The new premises of RIST Hellas, the official importer of brand-name watches and jewelry in Greece, occupy the third floor of an old tobacco factory in Thessaloniki, totaling 600 m2 and including offices, a separate accounting/inventory office, storage room and a small showroom.
The features and limitations of the space - low headroom, considerable depth, and massive mushroom-head columns - shaped our architectural vision.
The depth allowed us to place most workstations (offices) and the breakroom (kitchen) parallel to the external wall of the building, thus providing them with direct natural light and window ventilation. The accounting office, the storage room to which it is directly connected, the showroom and the meeting room are lit indirectly through large panes of glass, which also serve to define the boundaries of the different rooms.
The ample reception/waiting area offers a direct visual link to the showroom. A secondary entrance leads to the storage room via the accounting and inventory offices, which in turn is internally connected with all other spaces on the premises.
We decided to avoid further lowering the ceiling. Instead, we played with the visual element of the mushroom-head columns, leaving some of them exposed and concealing others. We set up and designed heating, ventilation and air conditioning systems on the same principle: for some we used an identical color to that of the ceiling in order to make them ‘disappear’, while others we highlighted by painting them a contrasting color.

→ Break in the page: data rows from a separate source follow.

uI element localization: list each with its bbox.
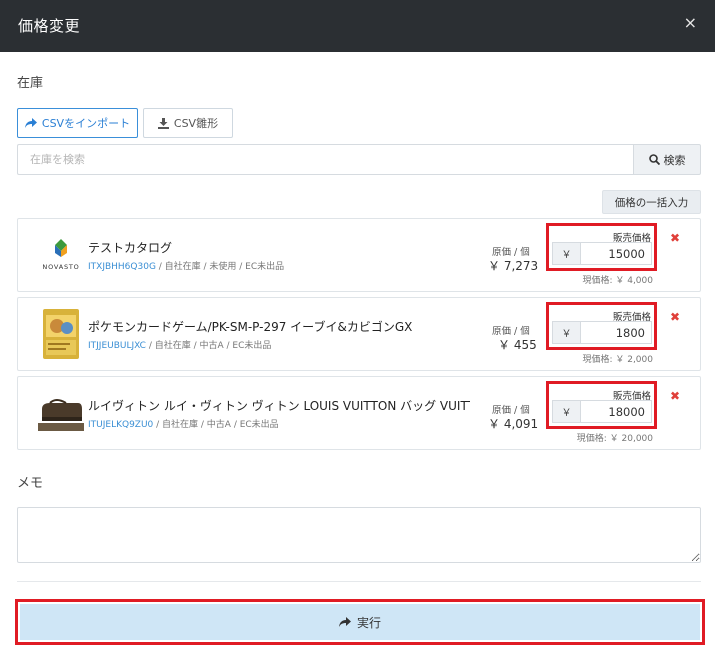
stock-item-row: ポケモンカードゲーム/PK-SM-P-297 イーブイ&カビゴンGX ITJJE… xyxy=(17,297,701,371)
stock-item-row: NOVASTO テストカタログ ITXJBHH6Q30G / 自社在庫 / 未使… xyxy=(17,218,701,292)
search-icon xyxy=(648,154,660,165)
current-price: 現価格: ￥ 20,000 xyxy=(576,434,653,444)
pokemon-card-image xyxy=(43,309,79,359)
sale-price-group: 販売価格 ￥ xyxy=(546,302,657,350)
product-code-link[interactable]: ITXJBHH6Q30G xyxy=(88,262,156,272)
sale-price-input[interactable] xyxy=(580,242,652,265)
download-icon xyxy=(157,117,169,129)
csv-template-label: CSV雛形 xyxy=(173,117,219,130)
currency-addon: ￥ xyxy=(552,400,581,423)
sale-price-input[interactable] xyxy=(580,400,652,423)
share-arrow-icon xyxy=(24,117,37,128)
share-arrow-icon xyxy=(338,616,351,627)
stock-section-label: 在庫 xyxy=(17,76,44,91)
memo-label: メモ xyxy=(17,476,44,491)
cost-label: 原価 / 個 xyxy=(492,247,530,258)
search-button[interactable]: 検索 xyxy=(633,144,701,175)
modal-header: 価格変更 × xyxy=(0,0,715,52)
stock-search-input[interactable] xyxy=(17,144,634,175)
sale-price-input[interactable] xyxy=(580,321,652,344)
remove-item-icon[interactable]: ✖ xyxy=(670,231,680,245)
submit-highlight: 実行 xyxy=(15,599,705,645)
product-name: テストカタログ xyxy=(88,241,173,255)
search-button-label: 検索 xyxy=(663,153,686,167)
product-code-link[interactable]: ITJJEUBULJXC xyxy=(88,341,146,351)
bag-image xyxy=(38,399,84,431)
novasto-logo: NOVASTO xyxy=(42,239,79,271)
product-code-link[interactable]: ITUJELKQ9ZU0 xyxy=(88,420,153,430)
product-name: ルイヴィトン ルイ・ヴィトン ヴィトン LOUIS VUITTON バッグ VU… xyxy=(88,399,470,413)
stock-item-row: ルイヴィトン ルイ・ヴィトン ヴィトン LOUIS VUITTON バッグ VU… xyxy=(17,376,701,450)
close-icon[interactable]: × xyxy=(684,13,697,32)
execute-button[interactable]: 実行 xyxy=(20,604,700,640)
modal-title: 価格変更 xyxy=(18,17,81,35)
sale-price-group: 販売価格 ￥ xyxy=(546,381,657,429)
product-thumbnail xyxy=(34,387,88,439)
memo-textarea[interactable] xyxy=(17,507,701,563)
product-thumbnail: NOVASTO xyxy=(34,229,88,281)
product-thumbnail xyxy=(34,308,88,360)
execute-button-label: 実行 xyxy=(356,615,381,630)
cost-value: ￥ 4,091 xyxy=(488,417,539,431)
cost-value: ￥ 455 xyxy=(498,338,537,352)
current-price: 現価格: ￥ 2,000 xyxy=(582,355,653,365)
bulk-price-button[interactable]: 価格の一括入力 xyxy=(602,190,701,214)
csv-template-button[interactable]: CSV雛形 xyxy=(143,108,233,138)
remove-item-icon[interactable]: ✖ xyxy=(670,389,680,403)
product-meta: ITJJEUBULJXC / 自社在庫 / 中古A / EC未出品 xyxy=(88,341,272,351)
product-meta: ITUJELKQ9ZU0 / 自社在庫 / 中古A / EC未出品 xyxy=(88,420,279,430)
currency-addon: ￥ xyxy=(552,321,581,344)
cost-label: 原価 / 個 xyxy=(492,326,530,337)
sale-price-group: 販売価格 ￥ xyxy=(546,223,657,271)
divider xyxy=(17,581,701,582)
product-meta: ITXJBHH6Q30G / 自社在庫 / 未使用 / EC未出品 xyxy=(88,262,285,272)
product-name: ポケモンカードゲーム/PK-SM-P-297 イーブイ&カビゴンGX xyxy=(88,320,413,334)
csv-import-label: CSVをインポート xyxy=(41,117,131,130)
svg-text:NOVASTO: NOVASTO xyxy=(42,263,79,271)
csv-import-button[interactable]: CSVをインポート xyxy=(17,108,138,138)
cost-value: ￥ 7,273 xyxy=(488,259,539,273)
remove-item-icon[interactable]: ✖ xyxy=(670,310,680,324)
cost-label: 原価 / 個 xyxy=(492,405,530,416)
currency-addon: ￥ xyxy=(552,242,581,265)
current-price: 現価格: ￥ 4,000 xyxy=(582,276,653,286)
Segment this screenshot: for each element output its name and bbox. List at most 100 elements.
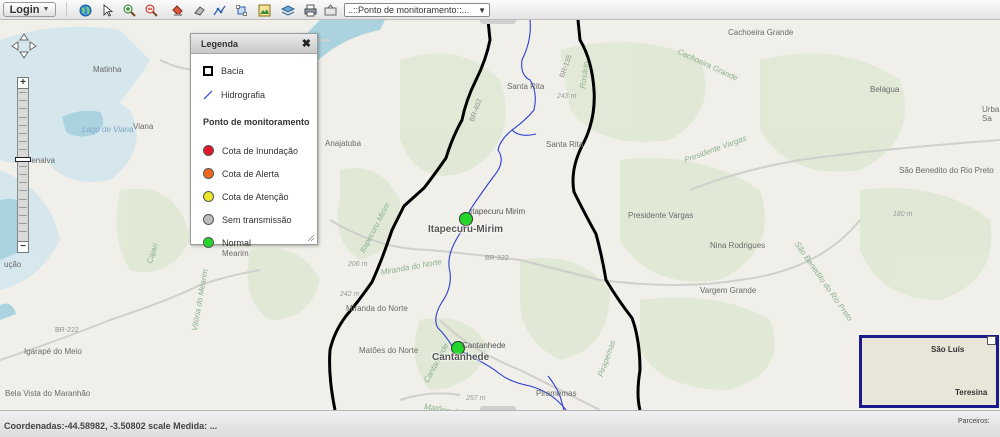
legend-item-label: Bacia bbox=[221, 66, 244, 76]
place-label: Miranda do Norte bbox=[346, 304, 408, 313]
elevation-label: 257 m bbox=[466, 395, 486, 402]
place-label: Mearim bbox=[222, 249, 249, 258]
place-label: Santa Rita bbox=[507, 82, 545, 91]
zoom-level-tick bbox=[19, 124, 27, 126]
legend-item-label: Cota de Alerta bbox=[222, 168, 280, 179]
zoom-level-tick bbox=[19, 190, 27, 192]
login-button[interactable]: Login ▼ bbox=[3, 2, 56, 17]
layers-icon[interactable] bbox=[281, 3, 295, 17]
login-label: Login bbox=[9, 3, 40, 16]
close-icon[interactable]: ✖ bbox=[302, 37, 311, 50]
status-circle-icon bbox=[203, 168, 214, 179]
zoom-level-tick bbox=[19, 141, 27, 143]
zoom-slider[interactable]: + − bbox=[15, 77, 31, 253]
status-circle-icon bbox=[203, 145, 214, 156]
place-label: Igarapé do Meio bbox=[24, 347, 82, 356]
place-label: Viana bbox=[133, 122, 154, 131]
image-icon[interactable] bbox=[257, 3, 271, 17]
zoom-level-tick bbox=[19, 149, 27, 151]
status-circle-icon bbox=[203, 237, 214, 248]
legend-item-label: Normal bbox=[222, 237, 252, 248]
zoom-level-tick bbox=[19, 108, 27, 110]
station-label-cantanhede: Cantanhede bbox=[432, 352, 490, 363]
river-line-icon bbox=[203, 90, 213, 100]
overview-map[interactable]: São Luís Teresina bbox=[859, 335, 999, 408]
measure-area-icon[interactable] bbox=[234, 3, 248, 17]
overview-label-teresina: Teresina bbox=[955, 388, 988, 397]
water-label: Lago de Viana bbox=[82, 125, 134, 134]
elevation-label: 180 m bbox=[893, 211, 913, 218]
zoom-level-tick bbox=[19, 182, 27, 184]
station-sublabel: Cantanhede bbox=[462, 341, 506, 350]
pointer-icon[interactable] bbox=[100, 3, 114, 17]
legend-item-label: Sem transmissão bbox=[222, 214, 292, 225]
place-label: Matinha bbox=[93, 65, 122, 74]
chevron-down-icon: ▼ bbox=[478, 5, 486, 15]
elevation-label: 242 m bbox=[340, 291, 360, 298]
road-label: BR-322 bbox=[485, 255, 509, 262]
zoom-level-tick bbox=[19, 206, 27, 208]
legend-title: Legenda bbox=[201, 38, 239, 49]
legend-item-station-status: Sem transmissão bbox=[203, 214, 292, 225]
zoom-out-icon[interactable] bbox=[144, 3, 158, 17]
pan-right-icon[interactable] bbox=[28, 41, 38, 51]
legend-header[interactable]: Legenda ✖ bbox=[191, 34, 317, 54]
place-label: Nina Rodrigues bbox=[710, 241, 766, 250]
paint-bucket-icon[interactable] bbox=[170, 3, 184, 17]
zoom-level-tick bbox=[19, 116, 27, 118]
resize-handle-icon[interactable] bbox=[307, 234, 315, 242]
pan-down-icon[interactable] bbox=[19, 50, 29, 60]
station-sublabel: Itapecuru Mirim bbox=[470, 207, 526, 216]
place-label: São Benedito do Rio Preto bbox=[899, 166, 994, 175]
legend-item-bacia: Bacia bbox=[203, 66, 244, 76]
status-circle-icon bbox=[203, 191, 214, 202]
place-label: ução bbox=[4, 260, 22, 269]
legend-item-label: Cota de Atenção bbox=[222, 191, 289, 202]
toolbar: Login ▼ ..::Ponto de monitoramento::... … bbox=[0, 0, 1000, 20]
overview-toggle-button[interactable] bbox=[987, 336, 996, 345]
legend-item-label: Hidrografia bbox=[221, 90, 266, 100]
place-label: Urba Sa bbox=[982, 105, 1000, 123]
status-bar: Coordenadas:-44.58982, -3.50802 scale Me… bbox=[0, 410, 1000, 437]
place-label: Anajatuba bbox=[325, 139, 362, 148]
place-label: Vargem Grande bbox=[700, 286, 757, 295]
monitoring-point-select-value: ..::Ponto de monitoramento::... bbox=[348, 5, 470, 15]
measure-line-icon[interactable] bbox=[212, 3, 226, 17]
zoom-out-button[interactable]: − bbox=[17, 241, 29, 253]
map-canvas[interactable]: Matinha Lago de Viana Viana Penalva Anaj… bbox=[0, 20, 1000, 410]
zoom-level-tick bbox=[19, 231, 27, 233]
place-label: Belágua bbox=[870, 85, 900, 94]
print-icon[interactable] bbox=[303, 3, 317, 17]
place-label: Bela Vista do Maranhão bbox=[5, 389, 91, 398]
zoom-level-tick bbox=[19, 100, 27, 102]
monitoring-point-select[interactable]: ..::Ponto de monitoramento::... ▼ bbox=[344, 3, 490, 17]
globe-icon[interactable] bbox=[78, 3, 92, 17]
elevation-label: 206 m bbox=[348, 261, 368, 268]
export-icon[interactable] bbox=[323, 3, 337, 17]
road-label: BR-222 bbox=[55, 327, 79, 334]
legend-item-hidrografia: Hidrografia bbox=[203, 90, 265, 100]
status-circle-icon bbox=[203, 214, 214, 225]
legend-item-station-status: Cota de Inundação bbox=[203, 145, 298, 156]
place-label: Matões do Norte bbox=[359, 346, 419, 355]
zoom-in-button[interactable]: + bbox=[17, 77, 29, 89]
place-label: Santa Rita bbox=[546, 140, 584, 149]
coordinates-readout: Coordenadas:-44.58982, -3.50802 scale Me… bbox=[4, 421, 218, 431]
legend-section-title: Ponto de monitoramento bbox=[203, 117, 310, 127]
zoom-level-tick bbox=[19, 133, 27, 134]
zoom-in-icon[interactable] bbox=[122, 3, 136, 17]
overview-label-sao-luis: São Luís bbox=[931, 345, 965, 354]
place-label: Piramemas bbox=[536, 389, 577, 398]
zoom-slider-handle[interactable] bbox=[15, 157, 31, 162]
zoom-level-tick bbox=[19, 223, 27, 225]
zoom-level-tick bbox=[19, 174, 27, 175]
zoom-level-tick bbox=[19, 165, 27, 167]
partners-label: Parceiros: bbox=[958, 418, 990, 425]
pan-control bbox=[10, 32, 38, 60]
zoom-level-tick bbox=[19, 215, 27, 216]
legend-panel: Legenda ✖ Bacia Hidrografia Ponto de mon… bbox=[190, 33, 318, 248]
eraser-icon[interactable] bbox=[192, 3, 206, 17]
chevron-down-icon: ▼ bbox=[42, 6, 50, 13]
place-label: Presidente Vargas bbox=[628, 211, 694, 220]
panel-splitter-top[interactable] bbox=[480, 20, 516, 24]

We applied the colors of the company logo, white and black, on the ceiling, floor, columns and many of the walls. They provide background for dark blue and purple, a lighter blue, and vivid reddish and yellow – colors we used for selected places and objects in order to demarcate different areas. In choosing our color scheme, we felt the waiting room, showroom, conference room and executive office should be darker and more evocative, while workstations and the breakroom should be bright, sunny and cheerful.
Reflecting the company’s business, as a unifying element we designed a large watch face on the reception area floor whose hands point to the small waiting room. We also scattered watch hands elsewhere in the premises to indicate routes and various functions. The two main hands are also mirrored on the ceiling by the arrow-shaped lighting fixtures.